Tennis player Martina Navratilova added:
Pretty soon Mike will start telling me how to hit a serve or something….
James Patterson of Providence Magazine
When Vice President JD Vance was campaigning for Viktor Orbán earlier this month, he was also campaigning to preserve the Hungarian funding for the New Right organizations that would support his own future political ambitions. With Orbán defeated, that money is gone. The Hungarians, in their own way, helped decide the future of American conservatism. How is that possible? How did this happen? The answer is the ‘Grand Budapest Cartel.’ Orbán has spent the past decade engaging in a concerted influence campaign on American conservatism. The purpose of his efforts is not merely to familiarize conservative policymakers and think-tankers with Hungarian interests. Orbán wanted to remake American conservatism from the top down into an ideological movement that moves it away from limited government, religious pluralism, and a robust foreign presence, and toward right-wing social engineering, postliberalism, and an American retreat from foreign affairs. Orbán’s ambition is not his alone but also that of Orbán’s close friends in Russia and China. In short, the meaning of the future of American conservatism was also on the ballot in the recent Hungarian elections.
A tweet by Mike Levin
It should be a much bigger story that JD Vance flew to Hungary, stood on a campaign stage, and told voters to return a head of government widely documented for human rights abuses and democratic backsliding. Then, after his candidate lost, Vance said what had happened during the Hungarian campaign was “one of the worst examples of foreign election interference that I’ve ever seen or ever even read about.” Was he describing himself? The Hungarian people rejected it all. Democracy held, despite America’s intervention, not because of American leadership. The United States has long argued that elections should be free from outside influence. That standard should apply to everyone, including us.
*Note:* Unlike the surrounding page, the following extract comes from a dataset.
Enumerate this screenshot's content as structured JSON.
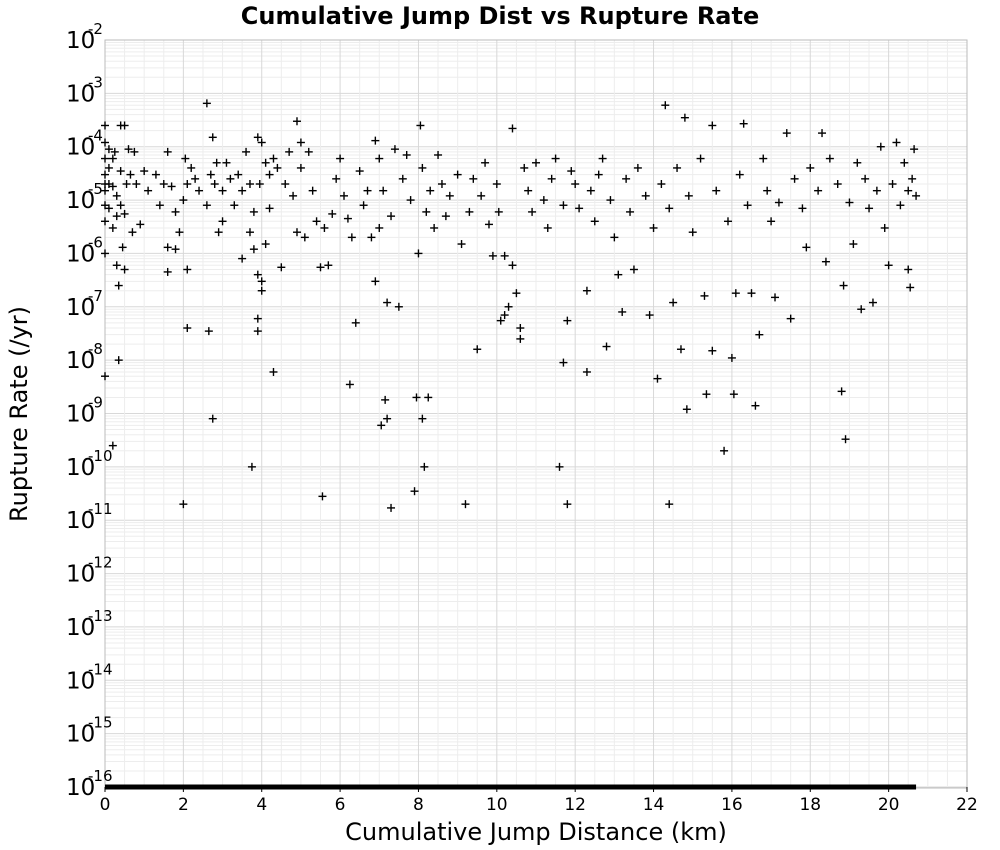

In the roundup from Saturday a week ago Dworkin quoted Lauren Egan of The Bulwark:
However understandable the downward trend in campus protests might be, the dynamic has become a point of frustration for some parts of the Democratic coalition who feel that anti-war and pro-Palestinian activists are tougher on Democratic officials than on Republicans. They note that even though Harris is out of office, she still gets interrupted at public events by pro-Palestinian protesters. “Every single speech that Kamala Harris gave in those 107 days, they found a way to protest her and call her a proponent of genocide. But they never did that throughout the campaign for Donald Trump, and then they never did it in 2025 when he was giving Benjamin Netanyahu a blank check to annihilate Gaza,” said a former Harris campaign official. “Now, when Donald Trump is threatening to do the thing that they accused Kamala Harris and Joe Biden of being complicit of, they’re silent.”